Lev didn’t want to admit that torturing Gabriel had occurred to him more than once.
“That’s not the way we do things, Asha,” he repeated, ambling toward her. “Let him up.”
“No!” she spat. “He’s mine. I found him fair and square!”
“How?” Lev asked. Asha snorted.
>
“He turned me, remember? We’re connected by blood now.”
Is that true?
Asha glowered at him. “Go away, Lev, and let me finish what I started the night he turned me.”
Lev stared at her. “What do you mean?”
Below her, Gabriel began to lose consciousness. It was probably for the best. Asha genuinely couldn’t kill him that way, even if she thought she could.
“What happened the night he turned you?” Lev prompted. Gabriel finally passed out, but Asha didn’t release her hold on him.
“I kicked his ass,” she snickered. “He thought I’d go with him quietly because Hazel is weak.”
Lev bristled but managed to keep his calm. “You and Hazel are the same being. You were borne from her pain to protect her.”
“That’s what I’m doing!” Asha hissed. “Can’t you see that?”

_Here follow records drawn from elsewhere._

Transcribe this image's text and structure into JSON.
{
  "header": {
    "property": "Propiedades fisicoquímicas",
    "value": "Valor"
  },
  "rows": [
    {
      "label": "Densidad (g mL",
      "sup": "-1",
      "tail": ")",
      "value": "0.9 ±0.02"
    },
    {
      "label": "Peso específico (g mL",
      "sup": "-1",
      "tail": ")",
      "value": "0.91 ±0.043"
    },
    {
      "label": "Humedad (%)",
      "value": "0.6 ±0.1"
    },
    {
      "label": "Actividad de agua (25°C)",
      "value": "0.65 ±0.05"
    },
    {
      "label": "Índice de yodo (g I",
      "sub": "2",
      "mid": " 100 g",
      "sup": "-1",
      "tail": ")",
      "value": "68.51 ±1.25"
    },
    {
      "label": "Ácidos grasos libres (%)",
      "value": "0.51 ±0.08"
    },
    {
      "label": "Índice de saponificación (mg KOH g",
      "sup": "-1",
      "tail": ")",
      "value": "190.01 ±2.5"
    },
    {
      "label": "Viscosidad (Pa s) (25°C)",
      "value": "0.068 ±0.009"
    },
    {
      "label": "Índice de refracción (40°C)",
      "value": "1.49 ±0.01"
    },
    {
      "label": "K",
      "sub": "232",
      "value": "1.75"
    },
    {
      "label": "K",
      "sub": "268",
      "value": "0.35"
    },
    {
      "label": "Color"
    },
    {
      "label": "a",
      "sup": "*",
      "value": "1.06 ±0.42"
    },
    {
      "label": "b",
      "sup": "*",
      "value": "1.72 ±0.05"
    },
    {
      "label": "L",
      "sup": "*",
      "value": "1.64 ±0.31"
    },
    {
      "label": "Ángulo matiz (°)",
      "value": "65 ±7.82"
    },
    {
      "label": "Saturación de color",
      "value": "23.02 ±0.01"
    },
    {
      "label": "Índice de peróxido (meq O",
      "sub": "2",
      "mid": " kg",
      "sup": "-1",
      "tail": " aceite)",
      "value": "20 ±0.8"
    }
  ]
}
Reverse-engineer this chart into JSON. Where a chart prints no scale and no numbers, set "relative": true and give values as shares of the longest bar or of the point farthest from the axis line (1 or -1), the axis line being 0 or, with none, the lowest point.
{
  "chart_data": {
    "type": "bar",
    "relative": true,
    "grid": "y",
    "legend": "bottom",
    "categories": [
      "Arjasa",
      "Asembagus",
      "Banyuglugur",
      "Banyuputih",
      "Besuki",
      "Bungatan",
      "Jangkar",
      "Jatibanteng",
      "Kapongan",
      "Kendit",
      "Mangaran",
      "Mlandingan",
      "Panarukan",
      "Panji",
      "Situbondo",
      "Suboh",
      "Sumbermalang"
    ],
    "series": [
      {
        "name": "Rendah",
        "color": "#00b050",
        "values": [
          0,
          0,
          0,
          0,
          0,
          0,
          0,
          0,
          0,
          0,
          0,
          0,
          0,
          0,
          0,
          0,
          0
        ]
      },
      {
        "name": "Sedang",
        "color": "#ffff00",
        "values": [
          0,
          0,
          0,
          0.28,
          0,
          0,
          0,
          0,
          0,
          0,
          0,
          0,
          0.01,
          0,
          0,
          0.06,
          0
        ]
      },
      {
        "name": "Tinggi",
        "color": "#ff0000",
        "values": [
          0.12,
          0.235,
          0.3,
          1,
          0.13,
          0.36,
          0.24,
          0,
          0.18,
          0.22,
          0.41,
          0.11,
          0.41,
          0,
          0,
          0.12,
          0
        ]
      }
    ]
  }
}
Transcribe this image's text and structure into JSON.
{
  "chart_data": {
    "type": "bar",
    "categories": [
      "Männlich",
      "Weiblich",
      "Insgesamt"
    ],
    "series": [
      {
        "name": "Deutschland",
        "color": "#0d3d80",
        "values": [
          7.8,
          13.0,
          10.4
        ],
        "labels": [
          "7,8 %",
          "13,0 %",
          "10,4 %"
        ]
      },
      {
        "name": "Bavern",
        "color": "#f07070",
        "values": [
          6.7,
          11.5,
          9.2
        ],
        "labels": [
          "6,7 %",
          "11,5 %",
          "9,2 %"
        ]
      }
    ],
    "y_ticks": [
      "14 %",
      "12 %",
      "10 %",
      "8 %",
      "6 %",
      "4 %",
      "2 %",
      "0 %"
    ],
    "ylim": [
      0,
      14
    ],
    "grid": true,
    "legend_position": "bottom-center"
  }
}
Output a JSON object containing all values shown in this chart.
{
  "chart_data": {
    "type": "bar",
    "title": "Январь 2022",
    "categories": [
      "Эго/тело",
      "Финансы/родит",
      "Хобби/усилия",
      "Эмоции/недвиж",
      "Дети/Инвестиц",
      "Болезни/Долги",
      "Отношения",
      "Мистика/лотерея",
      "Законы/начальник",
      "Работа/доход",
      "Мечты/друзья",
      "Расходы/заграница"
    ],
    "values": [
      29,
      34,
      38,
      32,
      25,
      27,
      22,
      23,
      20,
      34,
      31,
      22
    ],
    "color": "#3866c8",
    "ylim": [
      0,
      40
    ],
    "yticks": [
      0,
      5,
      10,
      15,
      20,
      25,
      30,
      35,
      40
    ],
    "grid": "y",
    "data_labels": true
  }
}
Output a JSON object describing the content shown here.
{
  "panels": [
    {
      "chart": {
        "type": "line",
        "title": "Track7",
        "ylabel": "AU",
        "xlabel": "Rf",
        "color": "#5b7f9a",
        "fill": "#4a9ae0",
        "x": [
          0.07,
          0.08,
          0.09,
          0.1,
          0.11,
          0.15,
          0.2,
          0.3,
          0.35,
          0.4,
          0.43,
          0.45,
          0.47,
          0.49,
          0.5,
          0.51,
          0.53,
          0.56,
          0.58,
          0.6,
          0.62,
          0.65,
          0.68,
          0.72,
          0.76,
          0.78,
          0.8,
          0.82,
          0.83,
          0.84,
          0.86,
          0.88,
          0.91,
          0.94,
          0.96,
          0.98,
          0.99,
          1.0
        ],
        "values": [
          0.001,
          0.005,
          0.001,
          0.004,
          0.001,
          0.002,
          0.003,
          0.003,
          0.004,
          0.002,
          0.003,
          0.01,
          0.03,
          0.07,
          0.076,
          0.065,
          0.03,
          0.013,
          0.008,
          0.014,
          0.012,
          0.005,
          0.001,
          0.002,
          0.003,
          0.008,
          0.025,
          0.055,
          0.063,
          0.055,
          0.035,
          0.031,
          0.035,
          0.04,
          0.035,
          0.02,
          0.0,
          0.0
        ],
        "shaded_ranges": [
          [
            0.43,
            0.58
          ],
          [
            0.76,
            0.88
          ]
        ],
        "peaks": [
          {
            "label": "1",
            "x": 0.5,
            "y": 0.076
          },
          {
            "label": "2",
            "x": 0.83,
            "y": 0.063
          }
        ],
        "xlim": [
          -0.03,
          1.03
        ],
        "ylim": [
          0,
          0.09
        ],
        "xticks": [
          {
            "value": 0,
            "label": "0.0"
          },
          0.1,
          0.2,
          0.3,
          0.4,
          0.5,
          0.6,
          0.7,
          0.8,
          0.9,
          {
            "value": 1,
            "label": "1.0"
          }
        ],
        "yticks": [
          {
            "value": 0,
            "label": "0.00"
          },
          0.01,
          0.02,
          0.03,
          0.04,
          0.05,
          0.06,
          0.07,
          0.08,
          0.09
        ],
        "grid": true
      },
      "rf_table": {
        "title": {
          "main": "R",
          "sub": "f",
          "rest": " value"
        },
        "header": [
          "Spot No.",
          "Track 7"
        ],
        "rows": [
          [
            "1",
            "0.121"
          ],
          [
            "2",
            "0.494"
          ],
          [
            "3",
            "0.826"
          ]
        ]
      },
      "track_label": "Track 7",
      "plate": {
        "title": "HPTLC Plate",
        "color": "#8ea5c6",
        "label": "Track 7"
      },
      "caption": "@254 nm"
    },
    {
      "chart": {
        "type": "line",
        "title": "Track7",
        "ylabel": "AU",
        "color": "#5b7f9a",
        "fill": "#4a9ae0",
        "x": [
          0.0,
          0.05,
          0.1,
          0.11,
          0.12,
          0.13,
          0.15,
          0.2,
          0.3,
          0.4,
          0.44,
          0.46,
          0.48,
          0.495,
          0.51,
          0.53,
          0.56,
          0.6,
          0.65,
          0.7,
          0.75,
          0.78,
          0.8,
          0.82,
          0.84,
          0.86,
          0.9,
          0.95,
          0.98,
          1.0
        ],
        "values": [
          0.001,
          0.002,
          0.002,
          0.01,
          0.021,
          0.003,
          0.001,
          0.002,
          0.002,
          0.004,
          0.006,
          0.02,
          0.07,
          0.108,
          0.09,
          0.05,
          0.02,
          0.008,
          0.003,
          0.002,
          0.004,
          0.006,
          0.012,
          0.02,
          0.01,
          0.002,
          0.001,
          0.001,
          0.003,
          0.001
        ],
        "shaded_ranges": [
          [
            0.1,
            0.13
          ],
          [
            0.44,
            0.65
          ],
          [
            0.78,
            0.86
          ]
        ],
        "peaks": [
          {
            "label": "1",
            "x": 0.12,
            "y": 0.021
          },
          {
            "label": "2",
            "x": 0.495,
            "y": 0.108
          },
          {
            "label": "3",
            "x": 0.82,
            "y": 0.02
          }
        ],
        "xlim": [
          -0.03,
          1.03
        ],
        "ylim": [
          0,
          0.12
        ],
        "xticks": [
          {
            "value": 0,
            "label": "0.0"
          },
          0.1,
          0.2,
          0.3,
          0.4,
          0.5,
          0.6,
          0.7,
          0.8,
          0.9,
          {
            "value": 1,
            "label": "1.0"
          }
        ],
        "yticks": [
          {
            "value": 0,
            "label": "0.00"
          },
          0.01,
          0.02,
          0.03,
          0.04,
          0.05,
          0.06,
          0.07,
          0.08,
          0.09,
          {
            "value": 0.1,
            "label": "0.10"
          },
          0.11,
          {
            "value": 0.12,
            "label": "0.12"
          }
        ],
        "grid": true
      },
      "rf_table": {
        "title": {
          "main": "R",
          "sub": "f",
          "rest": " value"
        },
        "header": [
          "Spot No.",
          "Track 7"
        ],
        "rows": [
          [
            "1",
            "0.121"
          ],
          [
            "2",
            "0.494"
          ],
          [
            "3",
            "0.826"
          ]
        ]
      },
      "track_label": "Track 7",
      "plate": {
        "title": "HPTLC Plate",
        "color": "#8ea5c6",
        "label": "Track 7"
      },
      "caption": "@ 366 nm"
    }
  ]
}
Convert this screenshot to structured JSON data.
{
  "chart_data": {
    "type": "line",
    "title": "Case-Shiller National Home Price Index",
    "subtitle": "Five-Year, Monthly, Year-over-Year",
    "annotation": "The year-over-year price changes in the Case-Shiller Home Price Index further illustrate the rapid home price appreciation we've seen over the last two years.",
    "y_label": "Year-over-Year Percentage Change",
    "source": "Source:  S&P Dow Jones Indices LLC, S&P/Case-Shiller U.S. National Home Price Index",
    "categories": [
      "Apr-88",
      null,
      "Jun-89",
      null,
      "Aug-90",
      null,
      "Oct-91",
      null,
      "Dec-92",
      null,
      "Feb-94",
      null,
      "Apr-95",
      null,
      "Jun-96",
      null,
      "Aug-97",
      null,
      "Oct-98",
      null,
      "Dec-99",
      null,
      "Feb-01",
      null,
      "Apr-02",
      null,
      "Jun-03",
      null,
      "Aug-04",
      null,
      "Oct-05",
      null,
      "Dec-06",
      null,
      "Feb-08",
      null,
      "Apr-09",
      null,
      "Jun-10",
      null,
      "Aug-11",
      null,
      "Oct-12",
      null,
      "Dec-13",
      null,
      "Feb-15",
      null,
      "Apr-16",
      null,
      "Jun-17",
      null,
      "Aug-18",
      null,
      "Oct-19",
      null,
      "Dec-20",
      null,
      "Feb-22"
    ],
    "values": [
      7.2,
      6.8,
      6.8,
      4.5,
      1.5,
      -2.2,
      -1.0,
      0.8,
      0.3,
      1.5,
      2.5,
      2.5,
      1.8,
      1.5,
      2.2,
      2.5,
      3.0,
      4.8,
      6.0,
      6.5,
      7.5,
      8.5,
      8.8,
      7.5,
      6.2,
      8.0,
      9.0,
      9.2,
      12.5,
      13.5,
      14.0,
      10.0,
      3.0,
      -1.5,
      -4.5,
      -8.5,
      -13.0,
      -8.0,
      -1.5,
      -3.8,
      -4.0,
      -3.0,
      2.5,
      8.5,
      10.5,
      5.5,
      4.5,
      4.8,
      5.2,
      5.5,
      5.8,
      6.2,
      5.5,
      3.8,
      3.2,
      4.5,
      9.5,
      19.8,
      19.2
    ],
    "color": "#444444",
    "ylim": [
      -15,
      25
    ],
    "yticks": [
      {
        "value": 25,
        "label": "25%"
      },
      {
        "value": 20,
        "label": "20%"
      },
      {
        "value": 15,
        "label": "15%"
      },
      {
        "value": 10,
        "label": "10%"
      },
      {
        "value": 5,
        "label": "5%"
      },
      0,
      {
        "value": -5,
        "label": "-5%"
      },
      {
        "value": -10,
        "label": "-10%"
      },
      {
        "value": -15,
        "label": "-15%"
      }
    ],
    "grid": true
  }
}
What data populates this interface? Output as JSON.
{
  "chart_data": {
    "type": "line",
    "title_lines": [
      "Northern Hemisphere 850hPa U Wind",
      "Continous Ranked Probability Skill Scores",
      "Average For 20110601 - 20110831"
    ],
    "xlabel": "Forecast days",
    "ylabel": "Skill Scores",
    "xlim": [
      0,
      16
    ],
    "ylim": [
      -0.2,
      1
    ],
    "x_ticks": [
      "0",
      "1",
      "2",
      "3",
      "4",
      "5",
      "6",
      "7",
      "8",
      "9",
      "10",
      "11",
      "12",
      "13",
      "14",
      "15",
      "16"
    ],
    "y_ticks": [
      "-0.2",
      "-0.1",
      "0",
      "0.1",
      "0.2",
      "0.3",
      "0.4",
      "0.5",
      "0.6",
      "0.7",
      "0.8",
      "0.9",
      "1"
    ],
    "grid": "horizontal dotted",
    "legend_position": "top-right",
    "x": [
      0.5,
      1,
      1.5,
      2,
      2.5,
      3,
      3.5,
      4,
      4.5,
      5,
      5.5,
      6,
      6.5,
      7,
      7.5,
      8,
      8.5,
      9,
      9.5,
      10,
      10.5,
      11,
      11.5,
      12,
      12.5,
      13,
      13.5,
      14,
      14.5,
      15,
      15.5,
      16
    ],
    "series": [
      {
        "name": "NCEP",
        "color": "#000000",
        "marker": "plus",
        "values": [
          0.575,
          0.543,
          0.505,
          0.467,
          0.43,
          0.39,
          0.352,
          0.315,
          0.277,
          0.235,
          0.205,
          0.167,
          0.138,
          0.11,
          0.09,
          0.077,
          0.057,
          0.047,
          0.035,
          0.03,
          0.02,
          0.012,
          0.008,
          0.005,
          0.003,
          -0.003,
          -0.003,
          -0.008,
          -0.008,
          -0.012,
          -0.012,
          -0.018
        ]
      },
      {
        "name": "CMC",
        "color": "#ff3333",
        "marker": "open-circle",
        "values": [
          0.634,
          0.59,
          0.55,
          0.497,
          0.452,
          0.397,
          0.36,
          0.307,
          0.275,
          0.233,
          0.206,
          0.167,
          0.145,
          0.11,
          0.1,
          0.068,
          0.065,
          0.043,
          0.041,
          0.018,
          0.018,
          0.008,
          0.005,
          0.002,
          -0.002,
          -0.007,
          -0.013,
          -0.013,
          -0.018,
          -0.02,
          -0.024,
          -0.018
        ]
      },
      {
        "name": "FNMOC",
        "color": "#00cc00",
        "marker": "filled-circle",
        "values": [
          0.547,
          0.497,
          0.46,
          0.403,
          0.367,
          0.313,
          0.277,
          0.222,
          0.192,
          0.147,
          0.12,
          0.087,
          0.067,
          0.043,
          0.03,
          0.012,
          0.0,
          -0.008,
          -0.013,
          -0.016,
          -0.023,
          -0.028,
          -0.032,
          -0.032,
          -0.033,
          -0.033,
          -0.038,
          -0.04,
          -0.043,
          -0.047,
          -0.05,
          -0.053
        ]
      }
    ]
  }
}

“But if you torture Gabriel,” Lev offered softly, “Hazel will pay the price for it—and you’ll both die.” His words seemed to have some effect on her, and she slowly let up her paw, her eyes blinking.
“He’s a killer!” she snarled. “He killed all those people just hoping one would turn, that the spell wouldn’t apply just once. He’s desperate for new pack members.”
Lev processed what she’d said. “He didn’t do it to draw you to him?”
“After what I did to him?” Asha scoffed. “No. He was happy to forget I ever existed. He was never coming for me.”
“That’s good, Asha. He’s not a threat to you anymore.”
“And what about everyone else? How can you call yourself an FBI agent and talk about letting him go?”
“I never said anything about letting him escape,” Lev clarified. “I’m just saying you can’t harm him. It doesn’t serve any purpose.”
“It serves my need for revenge!”
Slowly, Lev approached Asha and placed a paw on hers.
“Gabriel will pay for his crimes,” he swore. “And you will learn to move on from this, but you need to let him go, Asha.”